As cryopreservation techniques have improved over time, so have freeze-thaw survival rates. However, exposing euploid embryos that might otherwise be chosen for a fresh transfer to freezing does expose these embryos to the low possibility of reduced post-thaw viability, as well as potentially other less understood effects of freezing. Prior studies have demonstrated that post-thaw viability is higher among better quality embryos [16], and if these slower developing embryos are lower quality compared to day 5 expanded blastocysts, they may also be more vulnerable to any adverse effects of freezing.

The benefit of a freeze all strategy on pregnancy outcomes is currently under debate, and should frozen thawed embryo transfers eventually categorically prove to provide higher pregnancy rates with lower perinatal morbidity, our findings become less relevant. Fresh transfers do avoid the financial costs, increased cycle coordination, and temporal delay incurred as patients wait for a subsequent thawed transfer cycle. Most biopsied embryos were found to be aneuploid and have no potential to become a genetically normal pregnancy. Cryopreserving developmentally competent embryos without genetic information does not offer patients or providers information regarding how many of these embryos have the potential to become a normal pregnancy, and with the high aneuploidy rate observed, most cryopreservation and its associated costs are unnecessary.
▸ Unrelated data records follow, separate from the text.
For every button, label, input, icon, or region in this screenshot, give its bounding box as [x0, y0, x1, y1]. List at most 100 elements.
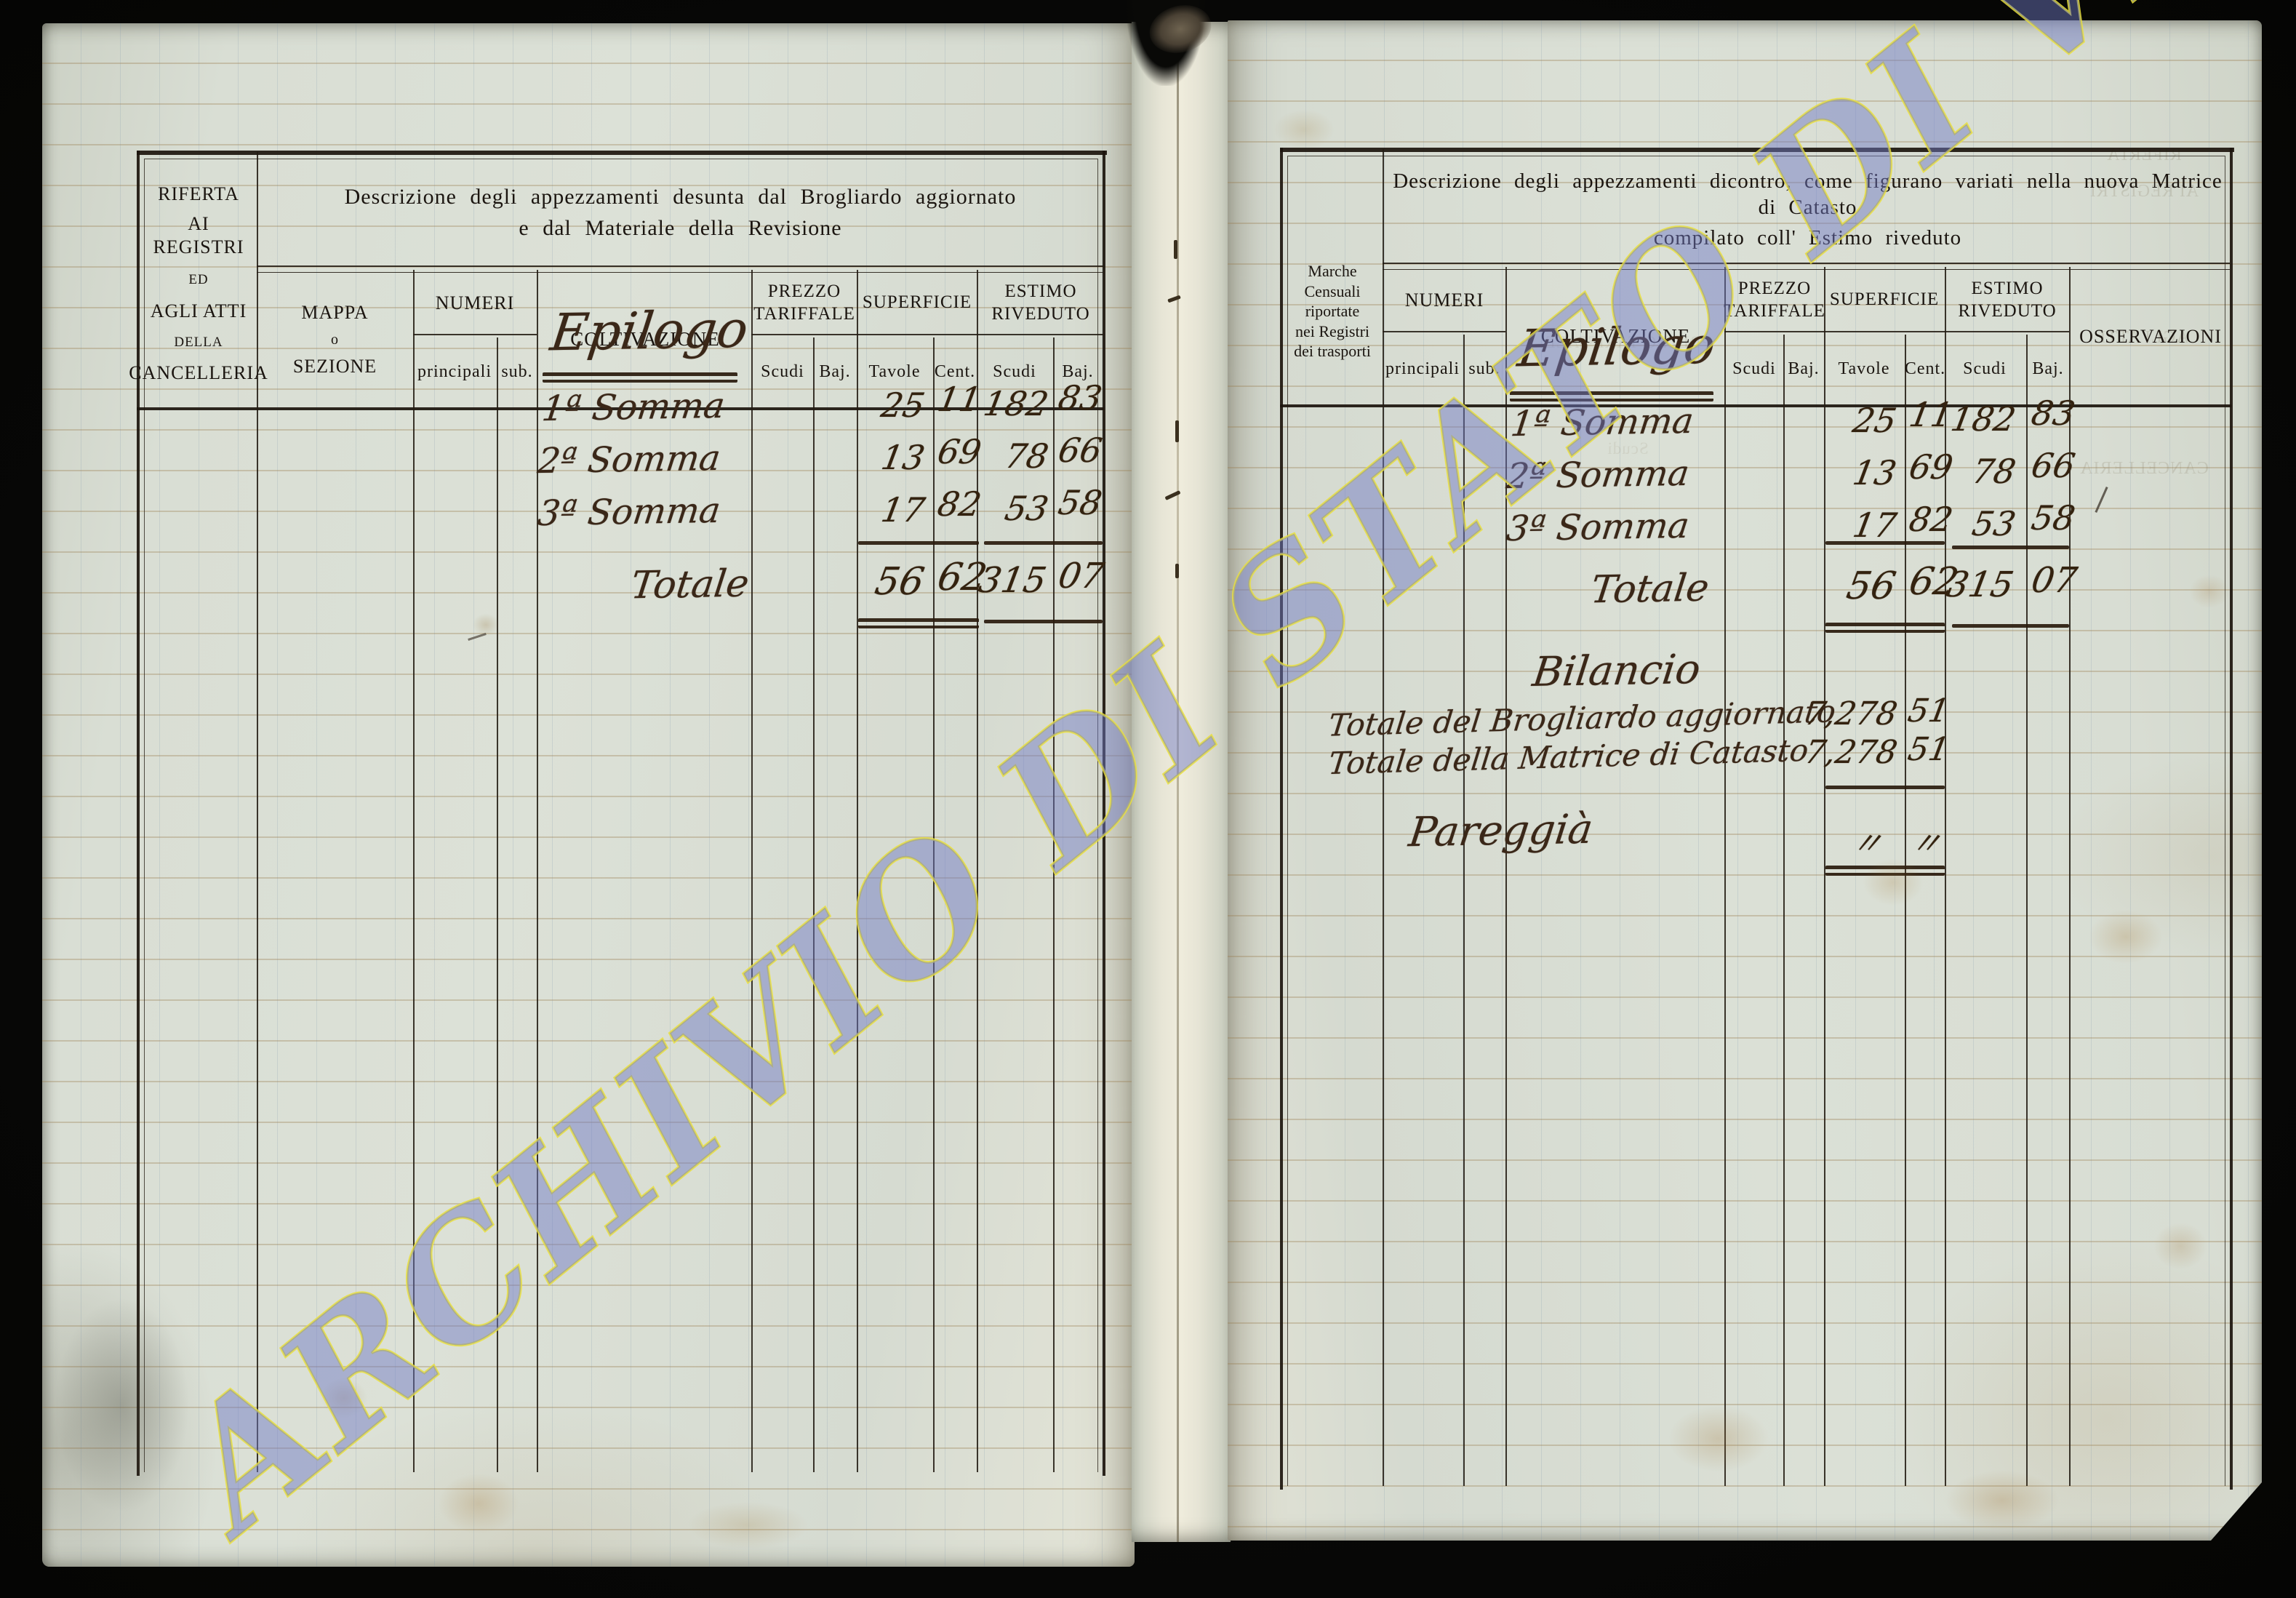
- column-line: [857, 270, 858, 1472]
- title-line-1: Descrizione degli appezzamenti desunta d…: [344, 184, 1017, 209]
- bilancio-cent: 51: [1905, 731, 1953, 768]
- riferta-header: RIFERTA AI REGISTRI ED AGLI ATTI DELLA C…: [129, 160, 268, 407]
- title-separator: [257, 265, 1104, 273]
- sub-header: sub.: [1468, 359, 1500, 378]
- column-line: [1905, 335, 1906, 1486]
- group-underline: [751, 334, 857, 340]
- smudge: [49, 1289, 195, 1522]
- table-frame-left: [1280, 148, 1283, 1490]
- osservazioni-header: OSSERVAZIONI: [2079, 325, 2222, 347]
- stray-ink-mark: [468, 633, 487, 641]
- entry-baj: 66: [2028, 446, 2079, 485]
- table-frame-left: [137, 151, 140, 1476]
- totale-label: Totale: [1588, 566, 1712, 612]
- entry-scudi: 78: [1969, 452, 2019, 491]
- sum-rule: [1952, 546, 2069, 549]
- entry-scudi: 78: [1001, 436, 1052, 476]
- table-frame-top: [137, 151, 1107, 155]
- baj-header: Baj.: [1788, 359, 1820, 378]
- entry-label: 1ª Somma: [1508, 400, 1696, 445]
- foxing-spot: [1860, 857, 1926, 908]
- entry-baj: 58: [2028, 498, 2079, 538]
- group-underline: [857, 334, 977, 340]
- column-line: [2069, 267, 2071, 1486]
- column-line: [933, 337, 935, 1472]
- totale-closing-rule: [984, 620, 1103, 623]
- table-frame-right: [1103, 151, 1105, 1476]
- totale-baj: 07: [2028, 560, 2081, 601]
- title-separator: [1383, 263, 2230, 270]
- riferta-line: AI REGISTRI: [153, 212, 244, 258]
- scudi-header: Scudi: [1963, 359, 2007, 378]
- entry-label: 3ª Somma: [1504, 505, 1692, 550]
- stitch: [1167, 295, 1181, 303]
- table-frame-right: [2230, 148, 2233, 1490]
- scudi-header: Scudi: [761, 362, 804, 381]
- totale-tavole: 56: [871, 560, 928, 604]
- foxing-spot: [1940, 1468, 2064, 1533]
- binding-crease: [1177, 22, 1179, 1542]
- marche-header: Marche Censuali riportate nei Registri d…: [1281, 231, 1383, 391]
- bilancio-tavole: 7,278: [1801, 734, 1900, 771]
- mappa-line: MAPPA: [301, 302, 369, 323]
- superficie-header: SUPERFICIE: [1829, 289, 1940, 310]
- group-underline: [1824, 331, 1945, 337]
- entry-tavole: 17: [878, 490, 928, 530]
- group-underline: [1945, 331, 2069, 337]
- sub-header: sub.: [501, 362, 533, 381]
- ghost-line: CANCELLERIA: [2079, 459, 2209, 479]
- entry-scudi: 53: [1001, 489, 1052, 528]
- entry-baj: 66: [1055, 431, 1105, 470]
- column-line: [1463, 335, 1465, 1486]
- totale-tavole: 56: [1843, 564, 1900, 608]
- mappa-header: MAPPA o SEZIONE: [260, 274, 409, 405]
- table-frame-top: [1280, 148, 2234, 152]
- bilancio-heading: Bilancio: [1529, 646, 1703, 696]
- column-line: [1383, 149, 1384, 1486]
- entry-label: 2ª Somma: [1504, 452, 1692, 498]
- column-line: [751, 270, 753, 1472]
- entry-scudi: 182: [1948, 399, 2019, 439]
- totale-closing-rule: [1825, 623, 1945, 633]
- foxing-spot: [1664, 1402, 1773, 1475]
- scudi-header: Scudi: [1732, 359, 1776, 378]
- mappa-line: SEZIONE: [292, 355, 377, 377]
- riferta-line: RIFERTA: [158, 183, 239, 204]
- tavole-header: Tavole: [868, 362, 921, 381]
- tavole-header: Tavole: [1838, 359, 1890, 378]
- epilogo-underline: [543, 372, 737, 383]
- sum-rule: [858, 541, 979, 545]
- riferta-line: CANCELLERIA: [129, 361, 268, 383]
- pareggia-closing-rule: [1825, 866, 1945, 876]
- entry-baj: 58: [1055, 483, 1105, 522]
- sum-rule: [1825, 541, 1945, 545]
- baj-header: Baj.: [2032, 359, 2064, 378]
- foxing-spot: [682, 1500, 813, 1551]
- column-line: [497, 337, 498, 1472]
- pareggia-label: Pareggià: [1406, 805, 1596, 857]
- riferta-line: AGLI ATTI: [150, 300, 247, 322]
- totale-scudi: 315: [1943, 564, 2017, 605]
- scudi-header: Scudi: [993, 362, 1036, 381]
- baj-header: Baj.: [819, 362, 851, 381]
- foxing-spot: [319, 1376, 369, 1420]
- totale-closing-rule: [1952, 624, 2069, 628]
- title-line-1: Descrizione degli appezzamenti dicontro,…: [1393, 169, 2223, 219]
- coltivazione-header: COLTIVAZIONE: [570, 328, 720, 351]
- foxing-spot: [435, 1471, 522, 1536]
- cent-header: Cent.: [934, 362, 976, 381]
- numeri-header: NUMERI: [435, 292, 515, 313]
- foxing-spot: [2188, 573, 2231, 610]
- numeri-header: NUMERI: [1404, 289, 1484, 311]
- entry-label: 2ª Somma: [535, 437, 723, 482]
- column-line: [1945, 267, 1946, 1486]
- page-title: Descrizione degli appezzamenti dicontro,…: [1388, 159, 2228, 260]
- bilancio-cent: 51: [1905, 692, 1953, 730]
- entry-scudi: 53: [1969, 504, 2019, 543]
- column-line: [413, 270, 415, 1472]
- prezzo-header: PREZZO TARIFFALE: [1724, 278, 1825, 321]
- binding-gutter: [1132, 22, 1231, 1542]
- riferta-line: ED: [188, 271, 209, 287]
- column-line: [813, 337, 815, 1472]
Additionally, while biopsy of all day 5 morulae leads to needless biopsy of the 40–45 % of day 5 morulae that will arrest on day 6, the cryopreservation—which is more time intensive than embryo biopsy—of aneuploid embryos creates needless labor and expense for embryology labs, and the increased volume of cryopreserved embryos takes up cryostorage space and increases the risk for laboratory error as embryologists are increasingly required to sort through goblets of carriers populated with a mix of euploid and aneuploid embryos.

Despite systematic classification of embryos by cavitation and Gardner grading, these are still subjective judgments that are vulnerable to inter-observer variability as well as the bias resulting from assisted hatching of all embryos destined for PGS biopsy which may have made it more difficult to distinguish between a non-expanded and an expanded blastocyst on day 5. The retrospective nature and the lack of a controlled comparison group of embryos to evaluate the effects of a day 5 biopsy on morulae and early blastocysts is another limitation. Future research will hopefully compare this cohort of embryos with embryos that are biopsied only after making blastocyst on day 6; however, while newer methods of PGS are drastically reducing the turnaround times for PGS analysis [17], at most centers currently, embryos biopsied on day 6 would not be available for a fresh day 6 transfer. Additionally, the embryos included in this study were analyzed by multiple labs and comprehensive chromosomal screening platforms, and variation between labs and screening methods may contribute to variations observed in our results.

Patients undergoing IVF with PGS need only one euploid embryo in order to proceed with an embryo transfer and have a chance to become pregnant with a genetically normal embryo. Much effort in IVF is spent trying to maximize the number of embryos available in order to increase the number of euploid embryos available to choose from. Patients aiming for a fresh day 6 transfer after PGS may increase the number of euploid blastocysts available for fresh transfer and also avoid the unnecessary task of cryopreserving aneuploid embryos by biopsying morulae and early blastocysts on day 5.